Unit of study_

# ENVX3002: Statistics in the Natural Sciences

This unit of study is designed to introduce students to the analysis of data they may face in their future careers, in particular data that are not well behaved. The data may be non-normal, there may be missing observations, they may be correlated in space and time or too numerous to analyse with standard models. The unit is presented in an applied context with an emphasis on correctly analysing authentic datasets, and interpreting the output. It begins with the analysis and design of experiments based on the general linear model. In the second part, students will learn about the generalisation of the general linear model to accommodate non-normal data with a particular emphasis on the binomial and Poisson distributions.
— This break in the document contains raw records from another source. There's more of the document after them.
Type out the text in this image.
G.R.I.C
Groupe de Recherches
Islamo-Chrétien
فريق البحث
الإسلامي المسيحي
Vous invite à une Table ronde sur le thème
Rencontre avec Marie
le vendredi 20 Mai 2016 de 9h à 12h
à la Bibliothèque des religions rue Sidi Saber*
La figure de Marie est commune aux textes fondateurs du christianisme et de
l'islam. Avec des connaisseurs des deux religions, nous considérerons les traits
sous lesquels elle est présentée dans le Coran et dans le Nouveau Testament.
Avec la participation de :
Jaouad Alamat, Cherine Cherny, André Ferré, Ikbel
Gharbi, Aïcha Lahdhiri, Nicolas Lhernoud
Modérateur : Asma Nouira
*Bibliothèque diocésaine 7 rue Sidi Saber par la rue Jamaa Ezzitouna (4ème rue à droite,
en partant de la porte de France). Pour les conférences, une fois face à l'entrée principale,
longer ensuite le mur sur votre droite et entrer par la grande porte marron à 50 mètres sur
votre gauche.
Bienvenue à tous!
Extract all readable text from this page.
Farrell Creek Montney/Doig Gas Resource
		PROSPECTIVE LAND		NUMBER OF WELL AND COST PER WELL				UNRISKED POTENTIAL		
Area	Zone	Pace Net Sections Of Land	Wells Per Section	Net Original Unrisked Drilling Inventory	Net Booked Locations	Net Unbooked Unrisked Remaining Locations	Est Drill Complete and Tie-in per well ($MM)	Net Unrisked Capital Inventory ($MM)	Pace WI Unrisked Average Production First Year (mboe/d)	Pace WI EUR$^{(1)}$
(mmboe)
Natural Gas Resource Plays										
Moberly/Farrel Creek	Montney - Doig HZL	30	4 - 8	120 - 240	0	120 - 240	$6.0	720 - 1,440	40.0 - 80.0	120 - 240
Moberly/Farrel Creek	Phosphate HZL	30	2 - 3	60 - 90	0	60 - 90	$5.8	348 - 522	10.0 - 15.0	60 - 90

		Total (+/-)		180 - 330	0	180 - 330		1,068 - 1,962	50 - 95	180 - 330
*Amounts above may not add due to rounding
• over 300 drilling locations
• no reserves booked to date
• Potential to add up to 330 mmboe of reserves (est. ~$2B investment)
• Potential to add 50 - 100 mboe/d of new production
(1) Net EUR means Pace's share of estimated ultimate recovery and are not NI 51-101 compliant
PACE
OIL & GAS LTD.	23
In the third part linear mixed models will be introduced which provide the means to analyse datasets that do not meet the assumptions of independent and equal errors, for example data that is correlated in space and time. The unit ends with an introduction to machine learning and predictive modelling. A key feature of the unit is using R to develop coding skills that are become essential in science for processing and analysing datasets of ever increasing size.

Code ENVX3002 Life and Environmental Sciences Academic Operations 6
 Prerequisites: ? ENVX2001 or STAT2X12 or BIOL2X22 or DATA2X02 or QBIO2001 None None

At the completion of this unit, you should be able to:

• LO1. explain the similarities and differences between ANOVA and regression data analysis in terms of the general linear model
• LO2. demonstrate proficiency in the use of R (and interpretation of the output) for modelling data with a general linear model
• LO3. demonstrate proficiency in the use of R (and interpretation of the output) for modelling datasets that have non-normal distributions (binomial, Poisson) using a generalised linear model
• LO4. demonstrate proficiency in the use of R (and interpretation of the output) for modelling univariate relationship using non-linear functions and splines
• LO5. demonstrate proficiency in the use of R (and interpretation of the output) for modelling datasets that fail to meet the assumption of i.i.d errors (non-normality and/or correlation in space and time) by using residual maximum likelihood (REML)
• LO6. demonstrate proficiency in the use of R (and interpretation of the output) for making predictive models using tree-based models, and for assessing the quality of the models
• LO7. demonstrate proficiency in the use of R (and interpretation of the output) in analysing big data using modern computational intensive techniques.

## Unit outlines

Unit outlines will be available 1 week before the first day of teaching for the relevant session.